なんか無理して明るく振る舞っているように見えた。彼の顔を覗き込むようにして見ると、瞳を揺らした。

それから、恥ずかしそうに頬をぽりっと掻く。


「あー、渡瀬は鋭いよな。いや、母さんに仲良く買い物する男性がいたのを知らなくって、ちょっと動揺した」

「そう。

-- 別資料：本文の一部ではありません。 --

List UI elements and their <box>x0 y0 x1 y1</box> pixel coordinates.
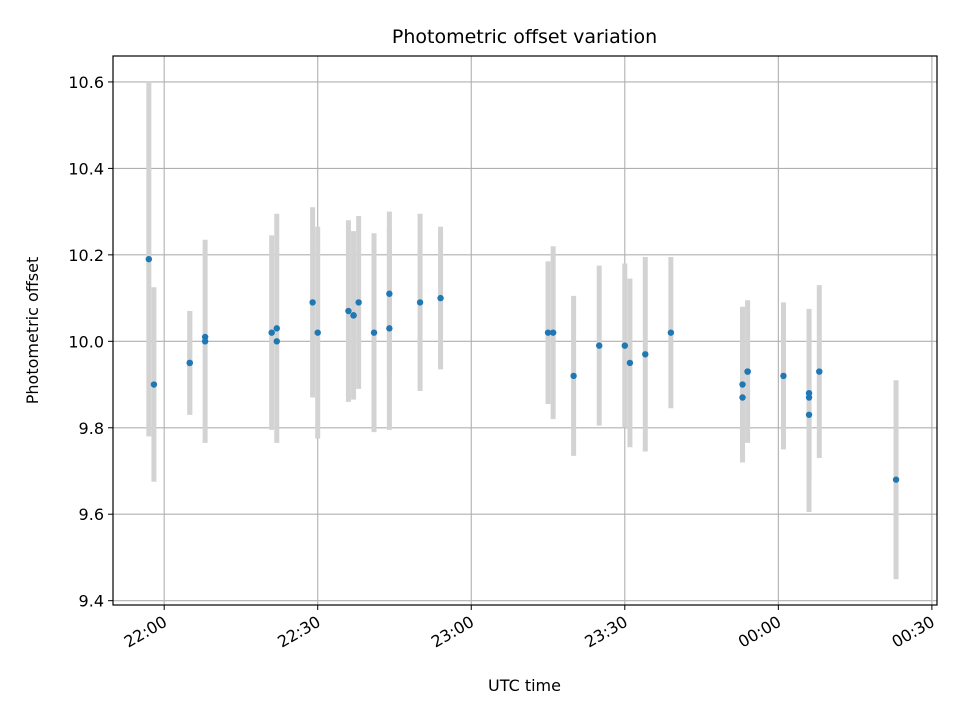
data-point <box>739 381 746 388</box>
data-points <box>145 255 900 483</box>
data-point <box>355 299 362 306</box>
y-tick-label: 10.0 <box>68 332 104 351</box>
y-axis-label: Photometric offset <box>23 257 42 405</box>
data-point <box>596 342 603 349</box>
y-tick-label: 9.8 <box>79 419 104 438</box>
data-point <box>570 372 577 380</box>
chart-title: Photometric offset variation <box>392 26 657 48</box>
data-point <box>416 299 424 306</box>
data-point <box>201 338 209 345</box>
data-point <box>309 299 316 306</box>
data-point <box>370 329 378 336</box>
data-point <box>273 325 280 332</box>
y-tick-label: 10.2 <box>68 246 104 265</box>
y-tick-label: 10.6 <box>68 73 104 92</box>
data-point <box>386 325 393 332</box>
data-point <box>892 476 900 483</box>
data-point <box>186 359 193 367</box>
data-point <box>667 329 675 336</box>
data-point <box>544 329 552 336</box>
data-point <box>626 359 634 367</box>
data-point <box>642 351 649 358</box>
data-point <box>816 368 823 375</box>
data-point <box>386 290 393 297</box>
data-point <box>621 342 629 349</box>
data-point <box>268 329 275 336</box>
data-point <box>805 389 813 397</box>
data-point <box>739 394 746 401</box>
data-point <box>350 312 357 319</box>
data-point <box>437 294 444 302</box>
data-point <box>744 368 751 375</box>
data-point <box>805 411 813 418</box>
data-point <box>150 381 158 388</box>
data-point <box>273 338 280 345</box>
y-tick-label: 9.6 <box>79 505 104 524</box>
x-axis-label: UTC time <box>488 676 561 695</box>
data-point <box>314 329 321 336</box>
plot-frame <box>112 55 938 606</box>
y-axis: 9.4 9.6 9.8 10.0 10.2 10.4 10.6 <box>68 73 113 611</box>
data-point <box>549 329 557 336</box>
data-point <box>145 255 153 263</box>
data-point <box>780 372 787 380</box>
data-point <box>345 307 352 315</box>
grid <box>113 56 937 605</box>
y-tick-label: 9.4 <box>79 592 104 611</box>
y-tick-label: 10.4 <box>68 159 104 178</box>
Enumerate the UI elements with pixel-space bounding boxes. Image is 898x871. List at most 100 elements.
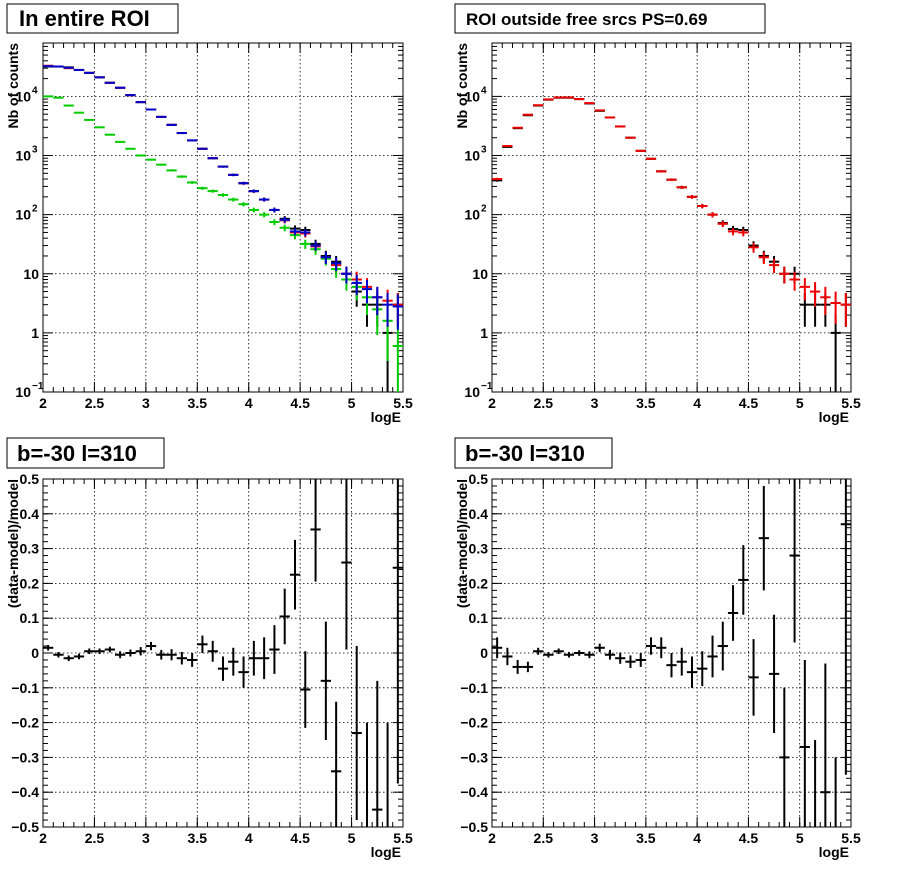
y-axis-label: Nb of counts: [5, 43, 21, 129]
y-tick-label: 0.4: [20, 506, 40, 522]
x-tick-label: 2.5: [534, 395, 554, 411]
x-tick-label: 4: [245, 395, 253, 411]
x-tick-label: 2.5: [85, 830, 105, 846]
plot-area: [492, 43, 851, 392]
x-tick-label: 2: [488, 830, 496, 846]
x-tick-label: 3.5: [636, 395, 656, 411]
x-tick-label: 2: [39, 830, 47, 846]
y-tick-label: −0.1: [11, 680, 39, 696]
y-tick-label: 10: [464, 148, 480, 164]
data-series: [43, 65, 403, 330]
x-tick-label: 5: [796, 830, 804, 846]
data-series: [43, 479, 403, 827]
x-tick-label: 2: [39, 395, 47, 411]
y-tick-label: 0.5: [20, 471, 40, 487]
x-tick-label: 4: [245, 830, 253, 846]
y-tick-exponent: −1: [481, 381, 493, 392]
title-text-3: b=-30 l=310: [17, 441, 137, 466]
plot-area: [43, 43, 403, 392]
y-tick-label: 0.4: [469, 506, 489, 522]
x-tick-label: 3: [142, 830, 150, 846]
x-tick-label: 3: [591, 395, 599, 411]
y-tick-label: −0.3: [460, 749, 488, 765]
y-tick-label: −0.2: [460, 715, 488, 731]
y-tick-label: 0: [480, 645, 488, 661]
y-tick-exponent: −1: [32, 381, 44, 392]
x-tick-label: 3.5: [188, 395, 208, 411]
x-tick-label: 3: [591, 830, 599, 846]
panel-title-1: In entire ROI: [6, 3, 179, 34]
y-tick-label: −0.4: [460, 784, 488, 800]
y-tick-label: −0.5: [460, 819, 488, 835]
y-axis-label: (data-model)/model: [5, 479, 21, 608]
y-tick-label: 1: [31, 325, 39, 341]
x-tick-label: 4.5: [290, 830, 310, 846]
x-axis-label: logE: [819, 409, 849, 425]
y-axis-label: Nb of counts: [454, 43, 470, 129]
y-tick-label: 10: [15, 207, 31, 223]
y-tick-label: 10: [15, 384, 31, 400]
panel-title-4: b=-30 l=310: [454, 437, 613, 469]
y-tick-label: 0.1: [469, 610, 489, 626]
y-tick-label: 10: [15, 148, 31, 164]
y-tick-label: −0.5: [11, 819, 39, 835]
y-tick-label: 0.1: [20, 610, 40, 626]
x-tick-label: 4: [693, 395, 701, 411]
plot-frame: [491, 478, 852, 828]
title-text-1: In entire ROI: [19, 6, 150, 31]
y-tick-exponent: 3: [481, 145, 487, 156]
y-tick-label: −0.1: [460, 680, 488, 696]
x-tick-label: 2.5: [534, 830, 554, 846]
x-tick-label: 5.5: [393, 395, 413, 411]
data-series: [492, 479, 851, 827]
x-tick-label: 2: [488, 395, 496, 411]
y-tick-exponent: 2: [481, 204, 487, 215]
title-text-4: b=-30 l=310: [465, 441, 585, 466]
plot-frame: [491, 42, 852, 393]
x-tick-label: 3.5: [188, 830, 208, 846]
x-axis-label: logE: [371, 409, 401, 425]
x-tick-label: 4.5: [290, 395, 310, 411]
title-text-2: ROI outside free srcs PS=0.69: [466, 10, 707, 29]
panel-title-3: b=-30 l=310: [6, 437, 165, 469]
y-tick-label: 10: [15, 88, 31, 104]
y-tick-label: 0.5: [469, 471, 489, 487]
plot-panel-residual-right: 2 2.5 3 3.5 4 4.5 5 5.5 −0.5 −0.4 −0.3 −0.2 −0.1 0 0.1…: [454, 471, 861, 860]
x-tick-label: 5: [348, 830, 356, 846]
x-tick-label: 3: [142, 395, 150, 411]
y-tick-label: 0.3: [20, 541, 40, 557]
x-tick-label: 5: [796, 395, 804, 411]
x-tick-label: 4: [693, 830, 701, 846]
x-tick-label: 5.5: [393, 830, 413, 846]
x-tick-label: 5.5: [841, 395, 861, 411]
y-tick-exponent: 4: [32, 85, 38, 96]
y-tick-exponent: 2: [32, 204, 38, 215]
y-tick-exponent: 4: [481, 85, 487, 96]
plot-frame: [42, 42, 404, 393]
y-tick-label: −0.2: [11, 715, 39, 731]
y-tick-label: 10: [464, 384, 480, 400]
y-tick-label: −0.3: [11, 749, 39, 765]
x-tick-label: 2.5: [85, 395, 105, 411]
y-tick-label: 10: [472, 266, 488, 282]
x-axis-label: logE: [819, 844, 849, 860]
x-axis-label: logE: [371, 844, 401, 860]
y-tick-exponent: 3: [32, 145, 38, 156]
x-tick-label: 3.5: [636, 830, 656, 846]
y-tick-label: 10: [464, 88, 480, 104]
y-tick-label: 10: [464, 207, 480, 223]
y-tick-label: −0.4: [11, 784, 39, 800]
x-tick-label: 4.5: [739, 830, 759, 846]
panel-title-2: ROI outside free srcs PS=0.69: [454, 3, 766, 34]
y-tick-label: 0.3: [469, 541, 489, 557]
data-series: [492, 96, 851, 327]
y-tick-label: 0.2: [20, 575, 40, 591]
y-tick-label: 10: [23, 266, 39, 282]
plot-panel-residual-left: 2 2.5 3 3.5 4 4.5 5 5.5 −0.5 −0.4 −0.3 −0.2 −0.1 0 0.1…: [5, 471, 413, 860]
y-axis-label: (data-model)/model: [454, 479, 470, 608]
x-tick-label: 5.5: [841, 830, 861, 846]
y-tick-label: 1: [480, 325, 488, 341]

でも、優しそうな人だったね」

「うん、あとで詳しく聞いてみるよ」

「なんの力にもなれないかもしれないけど、困ったこととかあったら、話してね」


武藤はいつも穏やかでニコニコしているから、苦しい時や悲しい時の感情が分かりにくい。たまに弱々しい顔を見せるくらいだから、なにかあれば力になりたい。

話を聞くとこしかできないかもしれないけど、少しでも彼の気持ちに寄り添えたらいいなと思う。

武藤は小さく「ありがとう」と言って、微笑んだ。